Es cierto que el mundo rural ha sido abastecido también, tecnológicamente hablando, por el Estado, con las populares infoplazas, las cuales garantizan el acceso a las herramientas TIC, mas no los conocimientos para potenciar su utilidad más allá del uso básico e inmediato.
La Secretaría Nacional de Ciencia y Tecnología (Senacyt) ha logrado incentivar con becas de investigación a una amplia gama de científicos nacionales e internacionales.

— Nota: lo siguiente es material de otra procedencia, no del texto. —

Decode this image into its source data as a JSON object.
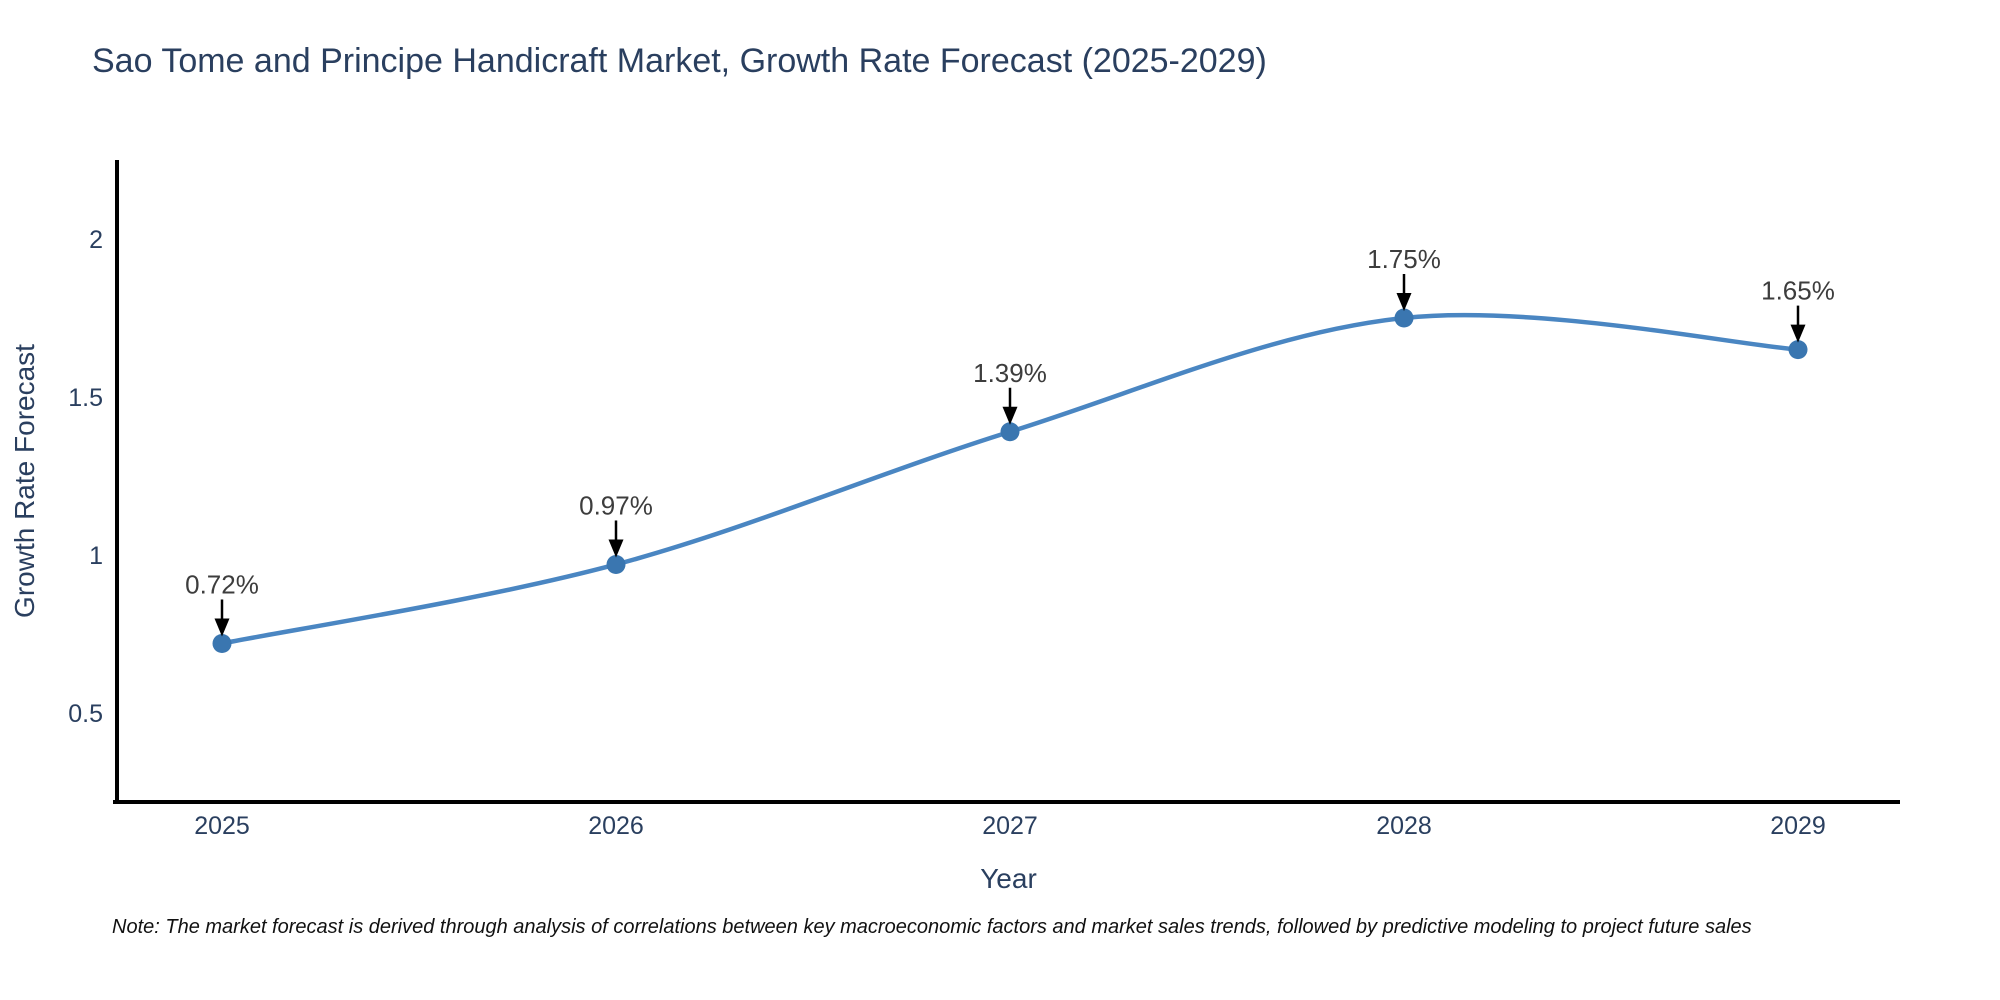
{
  "page": {
    "title": "Sao Tome and Principe Handicraft Market, Growth Rate Forecast (2025-2029)",
    "note": "Note: The market forecast is derived through analysis of correlations between key macroeconomic factors and market sales trends, followed by predictive modeling to project future sales"
  },
  "chart_data": {
    "type": "line",
    "title": "Sao Tome and Principe Handicraft Market, Growth Rate Forecast (2025-2029)",
    "xlabel": "Year",
    "ylabel": "Growth Rate Forecast",
    "x": [
      2025,
      2026,
      2027,
      2028,
      2029
    ],
    "y": [
      0.72,
      0.97,
      1.39,
      1.75,
      1.65
    ],
    "point_labels": [
      "0.72%",
      "0.97%",
      "1.39%",
      "1.75%",
      "1.65%"
    ],
    "yticks": [
      0.5,
      1,
      1.5,
      2
    ],
    "ylim": [
      0.22,
      2.25
    ],
    "line_shape": "spline",
    "grid": false,
    "legend": "none",
    "colors": {
      "line": "#4a86c2",
      "marker": "#3a76b0",
      "annotation_text": "#3d3d3d",
      "arrow": "#000000",
      "axis": "#000000",
      "tick_text": "#2a3f5f",
      "title_text": "#2a3f5f"
    }
  }
}
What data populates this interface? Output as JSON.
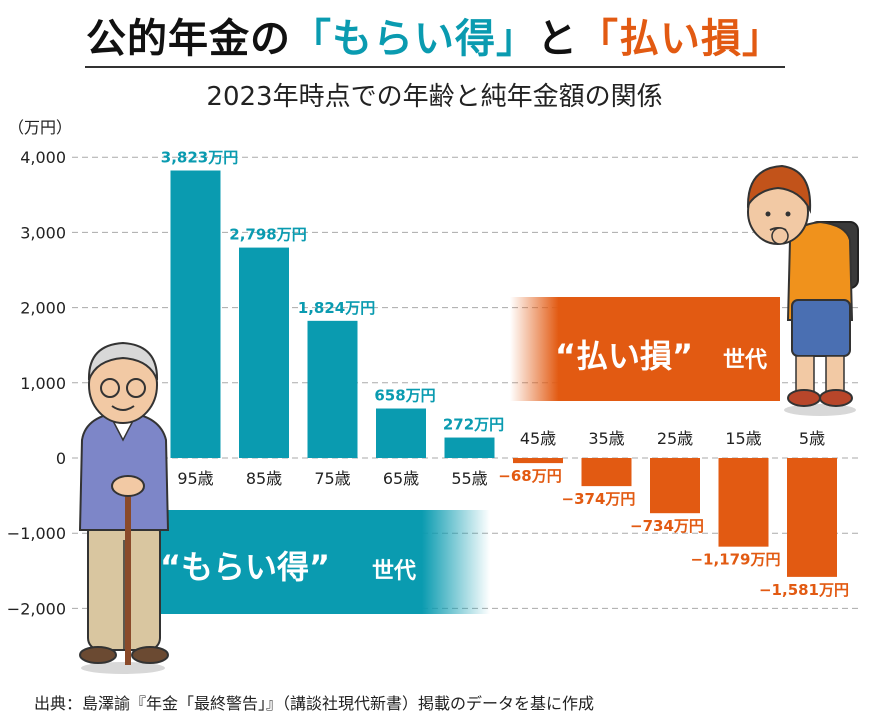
{
  "header": {
    "title_pre": "公的年金の",
    "title_gain": "「もらい得」",
    "title_mid": "と",
    "title_loss": "「払い損」",
    "subtitle": "2023年時点での年齢と純年金額の関係"
  },
  "bands": {
    "gain_label": "“もらい得”",
    "gain_suffix": "世代",
    "loss_label": "“払い損”",
    "loss_suffix": "世代"
  },
  "source": "出典：島澤諭『年金「最終警告」』（講談社現代新書）掲載のデータを基に作成",
  "colors": {
    "positive": "#0a9bb0",
    "negative": "#e25a12",
    "grid": "#aaaaaa"
  },
  "chart_data": {
    "type": "bar",
    "unit_label": "（万円）",
    "categories": [
      "95歳",
      "85歳",
      "75歳",
      "65歳",
      "55歳",
      "45歳",
      "35歳",
      "25歳",
      "15歳",
      "5歳"
    ],
    "values": [
      3823,
      2798,
      1824,
      658,
      272,
      -68,
      -374,
      -734,
      -1179,
      -1581
    ],
    "data_labels": [
      "3,823万円",
      "2,798万円",
      "1,824万円",
      "658万円",
      "272万円",
      "−68万円",
      "−374万円",
      "−734万円",
      "−1,179万円",
      "−1,581万円"
    ],
    "y_ticks": [
      4000,
      3000,
      2000,
      1000,
      0,
      -1000,
      -2000
    ],
    "y_tick_labels": [
      "4,000",
      "3,000",
      "2,000",
      "1,000",
      "0",
      "−1,000",
      "−2,000"
    ],
    "ylim": [
      -2000,
      4000
    ],
    "grid": true
  }
}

No obstante, y a pesar de estos insumos institucionales, debe reconocerse que la mayoría de estos subsidios van dirigidos a las ciencias naturales y médicas, y casi nada al desarrollo y promoción de los estudios socioculturales orientados por los profesionales de las ciencias sociales, lo cual no solo es una lástima, sino una carencia que va en detrimento de la sociedad, ya que no se constituye una plataforma formal e institucional que permita el auge de investigaciones en los campos de la psicología, la antropología, la sociología, la economía y las ciencias políticas, etc.
Además, ha sido muy poco el esfuerzo realizado por la Senacyt, entre otras instituciones involucradas (directa o indirectamente), como es el caso del Ministerio de Educación y la Universidad Tecnológica, en cuanto a promover una socialización científica y tecnológica en todas las esferas sociales, como la familia, la escuela, los medios de comunicación, el trabajo, etc.
Esta falencia, característica de nuestra realidad nacional, encuentra a su vez eco y resonancia en la enseñanza universitaria (en todas partes del país), en la que muchos programas y carreras, especialmente en las ciencias sociales y administrativas, aún funcionan sin la debida enseñanza de las nuevas tecnologías; por ende, no es aventurado decir que aspectos de disciplinas científicas o humanísticas, como el manejo de para la elaboración de bases de datos para la investigación social y recursos analíticos en economía, contabilidad y administración no solo son desconocidos para muchos estudiantes a nivel superior, sino que esto implica un lamentable analfabetismo tecnológico para estos futuros profesionales y un posible impedimento para alcanzar posiciones laborales.
Así, debe resquebrajarse la idea de que las ciencias y las tecnologías solo son necesarias en profesiones como la informática, algunas ciencias naturales, la arquitectura y la ingeniería, o, por otra parte, que solo los ciudadanos de áreas urbanas poseen una genuina necesidad de estos conocimientos y herramientas. Es imperativo que la sociedad panameña constituya una nueva racionalidad educativa y socializada, basada en la enseñanza integral de la ciencia y la tecnología en todos los campos de la vida cotidiana, laboral y académica, con miras a generar una población con un alto capital cultural.